With a more complicated Graph, you'd actually specify in a GraphModel what "kind" of Graph object you want to create, what the axis names would be, what kind of line you want to draw, stuff like that, but that's overkill for what you have.

OK so now you have your Graph and GraphData objects and some way to get them together.

Next let's look at your class B. Since it's a JPanel, a view, it's essentially an aggregator and presenter of its contained Views. Those would be the Graph and the JTextFields. So you add them as you have, specifying the layout.

So a hypothetical refactoring goes like this:

Create main program. In that main create: JTextFields, ActionListener, JPanel (B), Graph and GraphModel.

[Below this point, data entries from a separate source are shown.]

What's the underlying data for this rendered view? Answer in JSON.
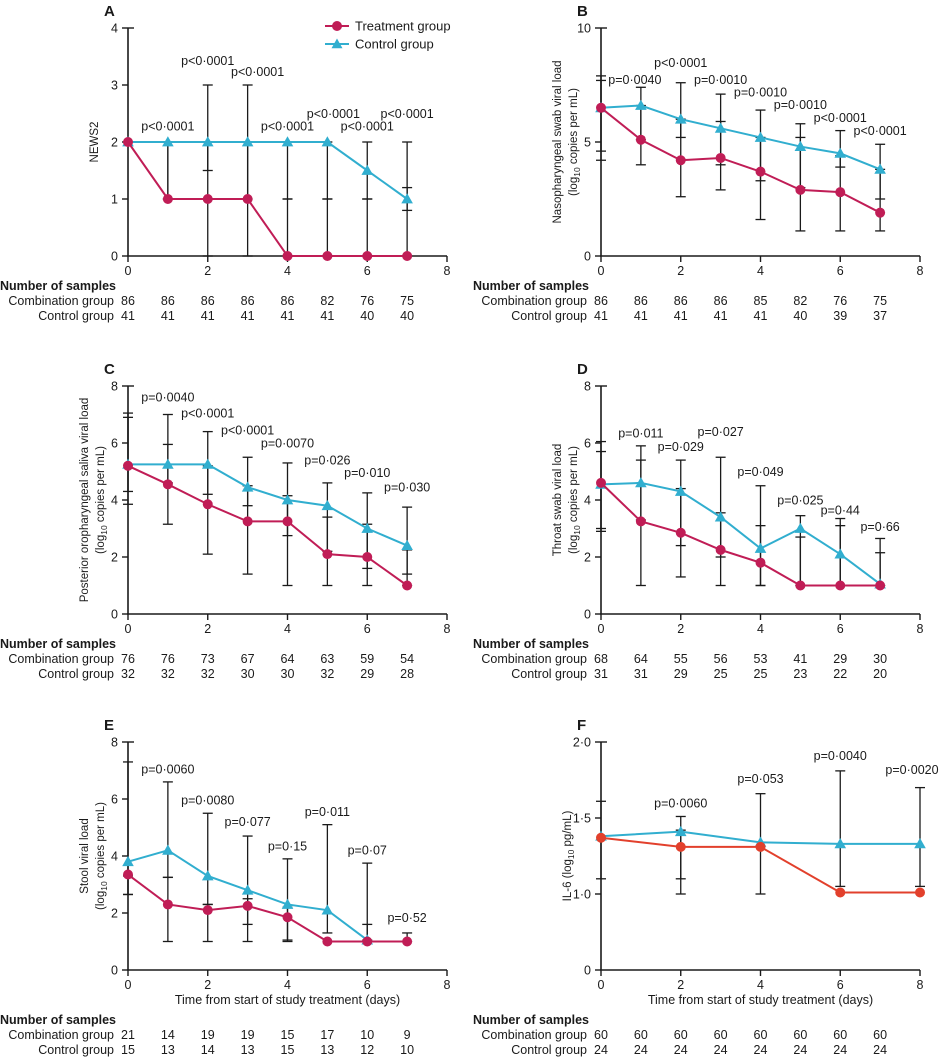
{
  "figure": {
    "legend": {
      "treatment_label": "Treatment group",
      "control_label": "Control group"
    },
    "x_axis_title": "Time from start of study treatment (days)",
    "samples_header": "Number of samples",
    "combination_row_label": "Combination group",
    "control_row_label": "Control group",
    "colors": {
      "treatment": "#C01D56",
      "control": "#31AECF",
      "treatment_f": "#E2402C",
      "error": "#1a1a1a",
      "text": "#1a1a1a"
    },
    "x_ticks": [
      "0",
      "2",
      "4",
      "6",
      "8"
    ],
    "x_tick_values": [
      0,
      2,
      4,
      6,
      8
    ],
    "x_max": 8
  },
  "chart_data": [
    {
      "type": "line",
      "panel_label": "A",
      "ylabel_lines": [
        "NEWS2"
      ],
      "ytick_labels": [
        "0",
        "1",
        "2",
        "3",
        "4"
      ],
      "ytick_values": [
        0,
        1,
        2,
        3,
        4
      ],
      "ylim": [
        0,
        4
      ],
      "x": [
        0,
        1,
        2,
        3,
        4,
        5,
        6,
        7
      ],
      "series": [
        {
          "name": "Treatment group",
          "values": [
            2,
            1,
            1,
            1,
            0,
            0,
            0,
            0
          ],
          "err": [
            null,
            [
              1,
              2
            ],
            [
              0,
              2
            ],
            [
              0,
              2
            ],
            [
              0,
              1
            ],
            [
              0,
              1
            ],
            [
              0,
              1
            ],
            [
              0,
              1.2
            ]
          ]
        },
        {
          "name": "Control group",
          "values": [
            2,
            2,
            2,
            2,
            2,
            2,
            1.5,
            1
          ],
          "err": [
            null,
            [
              1,
              2
            ],
            [
              1.5,
              3
            ],
            [
              1,
              3
            ],
            [
              1,
              2
            ],
            [
              1,
              2
            ],
            [
              1,
              2
            ],
            [
              0.8,
              2
            ]
          ]
        }
      ],
      "pvalues": [
        {
          "x": 1,
          "y": 2.2,
          "t": "p<0·0001"
        },
        {
          "x": 2,
          "y": 3.35,
          "t": "p<0·0001"
        },
        {
          "x": 3,
          "y": 3.16,
          "t": "p<0·0001",
          "dx": 10
        },
        {
          "x": 4,
          "y": 2.2,
          "t": "p<0·0001"
        },
        {
          "x": 5,
          "y": 2.42,
          "t": "p<0·0001",
          "dx": 6
        },
        {
          "x": 6,
          "y": 2.2,
          "t": "p<0·0001"
        },
        {
          "x": 7,
          "y": 2.42,
          "t": "p<0·0001"
        }
      ],
      "samples": {
        "combination": [
          "86",
          "86",
          "86",
          "86",
          "86",
          "82",
          "76",
          "75"
        ],
        "control": [
          "41",
          "41",
          "41",
          "41",
          "41",
          "41",
          "40",
          "40"
        ]
      },
      "legend": true,
      "show_x_title": false
    },
    {
      "type": "line",
      "panel_label": "B",
      "ylabel_lines": [
        "Nasopharyngeal swab viral load",
        "(log10 copies per mL)"
      ],
      "ytick_labels": [
        "0",
        "5",
        "10"
      ],
      "ytick_values": [
        0,
        5,
        10
      ],
      "ylim": [
        0,
        10
      ],
      "x": [
        0,
        1,
        2,
        3,
        4,
        5,
        6,
        7
      ],
      "series": [
        {
          "name": "Treatment group",
          "values": [
            6.5,
            5.1,
            4.2,
            4.3,
            3.7,
            2.9,
            2.8,
            1.9
          ],
          "err": [
            [
              4.2,
              7.7
            ],
            [
              4.0,
              6.6
            ],
            [
              2.6,
              6.0
            ],
            [
              2.9,
              5.9
            ],
            [
              1.6,
              5.2
            ],
            [
              1.1,
              5.2
            ],
            [
              1.1,
              4.4
            ],
            [
              1.1,
              3.8
            ]
          ]
        },
        {
          "name": "Control group",
          "values": [
            6.5,
            6.6,
            6.0,
            5.6,
            5.2,
            4.8,
            4.5,
            3.8
          ],
          "err": [
            [
              4.6,
              7.9
            ],
            [
              5.1,
              7.4
            ],
            [
              5.2,
              7.6
            ],
            [
              4.0,
              7.1
            ],
            [
              3.3,
              6.4
            ],
            [
              3.0,
              5.8
            ],
            [
              3.9,
              5.5
            ],
            [
              2.5,
              4.9
            ]
          ]
        }
      ],
      "pvalues": [
        {
          "x": 1,
          "y": 7.55,
          "t": "p=0·0040",
          "dx": -6
        },
        {
          "x": 2,
          "y": 8.3,
          "t": "p<0·0001"
        },
        {
          "x": 3,
          "y": 7.55,
          "t": "p=0·0010"
        },
        {
          "x": 4,
          "y": 7.0,
          "t": "p=0·0010"
        },
        {
          "x": 5,
          "y": 6.45,
          "t": "p=0·0010"
        },
        {
          "x": 6,
          "y": 5.88,
          "t": "p<0·0001"
        },
        {
          "x": 7,
          "y": 5.3,
          "t": "p<0·0001"
        }
      ],
      "samples": {
        "combination": [
          "86",
          "86",
          "86",
          "86",
          "85",
          "82",
          "76",
          "75"
        ],
        "control": [
          "41",
          "41",
          "41",
          "41",
          "41",
          "40",
          "39",
          "37"
        ]
      },
      "legend": false,
      "show_x_title": false
    },
    {
      "type": "line",
      "panel_label": "C",
      "ylabel_lines": [
        "Posterior oropharyngeal saliva viral load",
        "(log10 copies per mL)"
      ],
      "ytick_labels": [
        "0",
        "2",
        "4",
        "6",
        "8"
      ],
      "ytick_values": [
        0,
        2,
        4,
        6,
        8
      ],
      "ylim": [
        0,
        8
      ],
      "x": [
        0,
        1,
        2,
        3,
        4,
        5,
        6,
        7
      ],
      "series": [
        {
          "name": "Treatment group",
          "values": [
            5.2,
            4.55,
            3.85,
            3.25,
            3.25,
            2.1,
            2.0,
            1.0
          ],
          "err": [
            [
              3.85,
              6.9
            ],
            [
              3.15,
              5.95
            ],
            [
              2.1,
              5.2
            ],
            [
              1.4,
              4.5
            ],
            [
              1.0,
              4.15
            ],
            [
              1.0,
              3.4
            ],
            [
              1.0,
              3.15
            ],
            [
              1.0,
              2.25
            ]
          ]
        },
        {
          "name": "Control group",
          "values": [
            5.25,
            5.25,
            5.25,
            4.45,
            4.0,
            3.8,
            3.0,
            2.4
          ],
          "err": [
            [
              4.3,
              7.05
            ],
            [
              4.6,
              7.0
            ],
            [
              4.2,
              6.4
            ],
            [
              3.8,
              5.5
            ],
            [
              2.75,
              5.3
            ],
            [
              2.2,
              4.6
            ],
            [
              1.6,
              4.25
            ],
            [
              1.4,
              3.75
            ]
          ]
        }
      ],
      "pvalues": [
        {
          "x": 1,
          "y": 7.45,
          "t": "p=0·0040"
        },
        {
          "x": 2,
          "y": 6.9,
          "t": "p<0·0001"
        },
        {
          "x": 3,
          "y": 6.3,
          "t": "p<0·0001"
        },
        {
          "x": 4,
          "y": 5.85,
          "t": "p=0·0070"
        },
        {
          "x": 5,
          "y": 5.25,
          "t": "p=0·026"
        },
        {
          "x": 6,
          "y": 4.8,
          "t": "p=0·010"
        },
        {
          "x": 7,
          "y": 4.3,
          "t": "p=0·030"
        }
      ],
      "samples": {
        "combination": [
          "76",
          "76",
          "73",
          "67",
          "64",
          "63",
          "59",
          "54"
        ],
        "control": [
          "32",
          "32",
          "32",
          "30",
          "30",
          "32",
          "29",
          "28"
        ]
      },
      "legend": false,
      "show_x_title": false
    },
    {
      "type": "line",
      "panel_label": "D",
      "ylabel_lines": [
        "Throat swab viral load",
        "(log10 copies per mL)"
      ],
      "ytick_labels": [
        "0",
        "2",
        "4",
        "6",
        "8"
      ],
      "ytick_values": [
        0,
        2,
        4,
        6,
        8
      ],
      "ylim": [
        0,
        8
      ],
      "x": [
        0,
        1,
        2,
        3,
        4,
        5,
        6,
        7
      ],
      "series": [
        {
          "name": "Treatment group",
          "values": [
            4.6,
            3.25,
            2.85,
            2.25,
            1.8,
            1.0,
            1.0,
            1.0
          ],
          "err": [
            [
              3.0,
              5.7
            ],
            [
              1.0,
              5.4
            ],
            [
              1.3,
              4.4
            ],
            [
              1.0,
              3.55
            ],
            [
              1.0,
              3.1
            ],
            [
              1.0,
              2.7
            ],
            [
              1.0,
              3.1
            ],
            [
              1.0,
              2.15
            ]
          ]
        },
        {
          "name": "Control group",
          "values": [
            4.55,
            4.6,
            4.3,
            3.4,
            2.3,
            3.0,
            2.1,
            1.05
          ],
          "err": [
            [
              2.9,
              6.05
            ],
            [
              3.3,
              5.9
            ],
            [
              2.4,
              5.4
            ],
            [
              2.0,
              5.5
            ],
            [
              1.0,
              4.5
            ],
            [
              1.0,
              3.45
            ],
            [
              1.0,
              3.35
            ],
            [
              1.0,
              2.65
            ]
          ]
        }
      ],
      "pvalues": [
        {
          "x": 1,
          "y": 6.2,
          "t": "p=0·011"
        },
        {
          "x": 2,
          "y": 5.72,
          "t": "p=0·029"
        },
        {
          "x": 3,
          "y": 6.25,
          "t": "p=0·027"
        },
        {
          "x": 4,
          "y": 4.85,
          "t": "p=0·049"
        },
        {
          "x": 5,
          "y": 3.85,
          "t": "p=0·025"
        },
        {
          "x": 6,
          "y": 3.5,
          "t": "p=0·44"
        },
        {
          "x": 7,
          "y": 2.92,
          "t": "p=0·66"
        }
      ],
      "samples": {
        "combination": [
          "68",
          "64",
          "55",
          "56",
          "53",
          "41",
          "29",
          "30"
        ],
        "control": [
          "31",
          "31",
          "29",
          "25",
          "25",
          "23",
          "22",
          "20"
        ]
      },
      "legend": false,
      "show_x_title": false
    },
    {
      "type": "line",
      "panel_label": "E",
      "ylabel_lines": [
        "Stool viral load",
        "(log10 copies per mL)"
      ],
      "ytick_labels": [
        "0",
        "2",
        "4",
        "6",
        "8"
      ],
      "ytick_values": [
        0,
        2,
        4,
        6,
        8
      ],
      "ylim": [
        0,
        8
      ],
      "x": [
        0,
        1,
        2,
        3,
        4,
        5,
        6,
        7
      ],
      "series": [
        {
          "name": "Treatment group",
          "values": [
            3.35,
            2.3,
            2.1,
            2.25,
            1.85,
            1.0,
            1.0,
            1.0
          ],
          "err": [
            [
              2.65,
              3.3
            ],
            [
              1.0,
              3.25
            ],
            [
              1.0,
              2.3
            ],
            [
              1.0,
              2.5
            ],
            [
              1.0,
              2.2
            ],
            null,
            [
              1.0,
              1.6
            ],
            [
              1.0,
              1.3
            ]
          ]
        },
        {
          "name": "Control group",
          "values": [
            3.8,
            4.2,
            3.3,
            2.8,
            2.3,
            2.1,
            1.05,
            null
          ],
          "err": [
            [
              2.65,
              7.3
            ],
            [
              3.25,
              6.6
            ],
            [
              2.3,
              5.5
            ],
            [
              1.6,
              4.7
            ],
            [
              1.05,
              3.9
            ],
            [
              1.3,
              5.1
            ],
            [
              1.05,
              3.75
            ],
            null
          ]
        }
      ],
      "pvalues": [
        {
          "x": 1,
          "y": 6.9,
          "t": "p=0·0060"
        },
        {
          "x": 2,
          "y": 5.8,
          "t": "p=0·0080"
        },
        {
          "x": 3,
          "y": 5.05,
          "t": "p=0·077"
        },
        {
          "x": 4,
          "y": 4.2,
          "t": "p=0·15"
        },
        {
          "x": 5,
          "y": 5.4,
          "t": "p=0·011"
        },
        {
          "x": 6,
          "y": 4.05,
          "t": "p=0·07"
        },
        {
          "x": 7,
          "y": 1.68,
          "t": "p=0·52"
        }
      ],
      "samples": {
        "combination": [
          "21",
          "14",
          "19",
          "19",
          "15",
          "17",
          "10",
          "9"
        ],
        "control": [
          "15",
          "13",
          "14",
          "13",
          "15",
          "13",
          "12",
          "10"
        ]
      },
      "legend": false,
      "show_x_title": true
    },
    {
      "type": "line",
      "panel_label": "F",
      "ylabel_lines": [
        "IL-6 (log10 pg/mL)"
      ],
      "ytick_labels": [
        "0",
        "1·0",
        "1·5",
        "2·0"
      ],
      "ytick_values": [
        0,
        1.0,
        1.5,
        2.0
      ],
      "ylim": [
        0,
        2
      ],
      "x": [
        0,
        2,
        4,
        6,
        8
      ],
      "series": [
        {
          "name": "Treatment group",
          "values": [
            1.37,
            1.31,
            1.31,
            1.01,
            1.01
          ],
          "err": [
            null,
            [
              1.0,
              1.42
            ],
            null,
            null,
            null
          ],
          "color_key": "treatment_f"
        },
        {
          "name": "Control group",
          "values": [
            1.38,
            1.41,
            1.34,
            1.33,
            1.33
          ],
          "err": [
            [
              1.1,
              1.61
            ],
            [
              1.1,
              1.51
            ],
            [
              1.0,
              1.66
            ],
            [
              1.05,
              1.81
            ],
            [
              1.05,
              1.7
            ]
          ]
        }
      ],
      "pvalues": [
        {
          "x": 2,
          "y": 1.57,
          "t": "p=0·0060"
        },
        {
          "x": 4,
          "y": 1.73,
          "t": "p=0·053"
        },
        {
          "x": 6,
          "y": 1.88,
          "t": "p=0·0040"
        },
        {
          "x": 8,
          "y": 1.79,
          "t": "p=0·0020",
          "dx": -8
        }
      ],
      "samples": {
        "combination": [
          "60",
          "60",
          "60",
          "60",
          "60",
          "60",
          "60",
          "60"
        ],
        "control": [
          "24",
          "24",
          "24",
          "24",
          "24",
          "24",
          "24",
          "24"
        ]
      },
      "legend": false,
      "show_x_title": true
    }
  ]
}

Associate GraphModel with Graph.

Associate Graph with JPanel.

Associate ActionListener with JJtextField

Associate JTextField with JPanel

As far as writing ActionListener goes just make it its own class, that's the easiest to write and understand. So thus:

public class MyTextFieldListener implements ActionListener
{
   private Graph graph;
   public   MyTextFieldListener(Graph graph)
   {   
      this.graph = graph;
   }// construtor

   public void actionPerformed (ActionEvent ae) 
  {
      String text =  ((JTextField)ae.getSource()).getText();
      Integer inputInteger = Integer.getInteger().(text).toInt();
      graph.doStuffWithIntegerInput(inputInteger); 
  } // actionPerformed
}// class

Now a complication could be that you can't update the graph until you have info from all four textfields. There are different ways to change this code to accommodate that but this is the basic idea of where you need to go.

HTH



回答4:

OK. Let's talk about your RangeXY object. What is its purpose? I ask because it seems to not need anything from the JTextFields , that is from the user input.

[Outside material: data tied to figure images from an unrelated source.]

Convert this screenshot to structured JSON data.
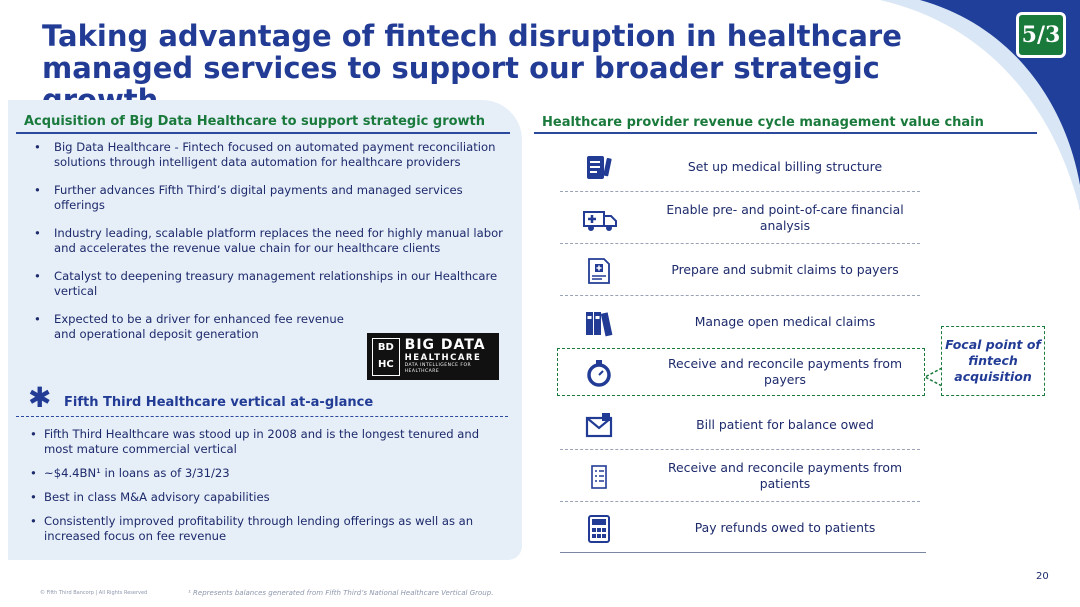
{
  "title": "Taking advantage of fintech disruption in healthcare managed services to support our broader strategic growth",
  "logo_text": "5/3",
  "left": {
    "heading": "Acquisition of Big Data Healthcare to support strategic growth",
    "bullets": [
      "Big Data Healthcare - Fintech focused on automated payment reconciliation solutions through intelligent data automation for healthcare providers",
      "Further advances Fifth Third’s digital payments and managed services offerings",
      "Industry leading, scalable platform replaces the need for highly manual labor and accelerates the revenue value chain for our healthcare clients",
      "Catalyst to deepening treasury management relationships in our Healthcare vertical",
      "Expected to be a driver for enhanced fee revenue and operational deposit generation"
    ],
    "bdh_logo": {
      "mark_top": "BD",
      "mark_bottom": "HC",
      "big": "BIG DATA",
      "hc": "HEALTHCARE",
      "tag": "DATA INTELLIGENCE FOR HEALTHCARE"
    },
    "vertical_heading": "Fifth Third Healthcare vertical at-a-glance",
    "vertical_bullets": [
      "Fifth Third Healthcare was stood up in 2008 and is the longest tenured and most mature commercial vertical",
      "~$4.4BN¹ in loans as of 3/31/23",
      "Best in class M&A advisory capabilities",
      "Consistently improved profitability through lending offerings as well as an increased focus on fee revenue"
    ]
  },
  "right": {
    "heading": "Healthcare provider revenue cycle management value chain",
    "steps": [
      {
        "label": "Set up medical billing structure",
        "icon": "billing-document-icon"
      },
      {
        "label": "Enable pre- and point-of-care financial analysis",
        "icon": "ambulance-icon"
      },
      {
        "label": "Prepare and submit claims to payers",
        "icon": "medical-claim-icon"
      },
      {
        "label": "Manage open medical claims",
        "icon": "binders-icon"
      },
      {
        "label": "Receive and reconcile payments from payers",
        "icon": "stopwatch-icon"
      },
      {
        "label": "Bill patient for balance owed",
        "icon": "envelope-icon"
      },
      {
        "label": "Receive and reconcile payments from patients",
        "icon": "checklist-icon"
      },
      {
        "label": "Pay refunds owed to patients",
        "icon": "calculator-icon"
      }
    ],
    "callout": "Focal point of fintech acquisition"
  },
  "page_number": "20",
  "copyright": "© Fifth Third Bancorp | All Rights Reserved",
  "footnote": "¹ Represents balances generated from Fifth Third’s National Healthcare Vertical Group.",
  "colors": {
    "title_blue": "#223c96",
    "green": "#1a7a3c",
    "panel": "#e6eef8",
    "corner_blue": "#1f3f9a"
  }
}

Where you're calling graph.doStuffWithIntegerInput(), actually, you're not using the integer input from the user, which is what comes from the text field. You're using (and this is just wrong) an int you passed into the constructor of RangeXY. Then you're (and here comes the "just wrong" part) giving that int to the Integer static method getInteger(). Actually, that wouldn't compile since getInteger takes a String and turns it into an Integer.

OK so let's just do this. Do one thing at a time. First, write a class that fits this description:

It implements ActionListener; It has a member variable for Graph; THe member variable for Graph is set either in a setter or passed in to the constructor. It has an EMPTY actionPerformed method (for now)

Just do that and we'll take it from there.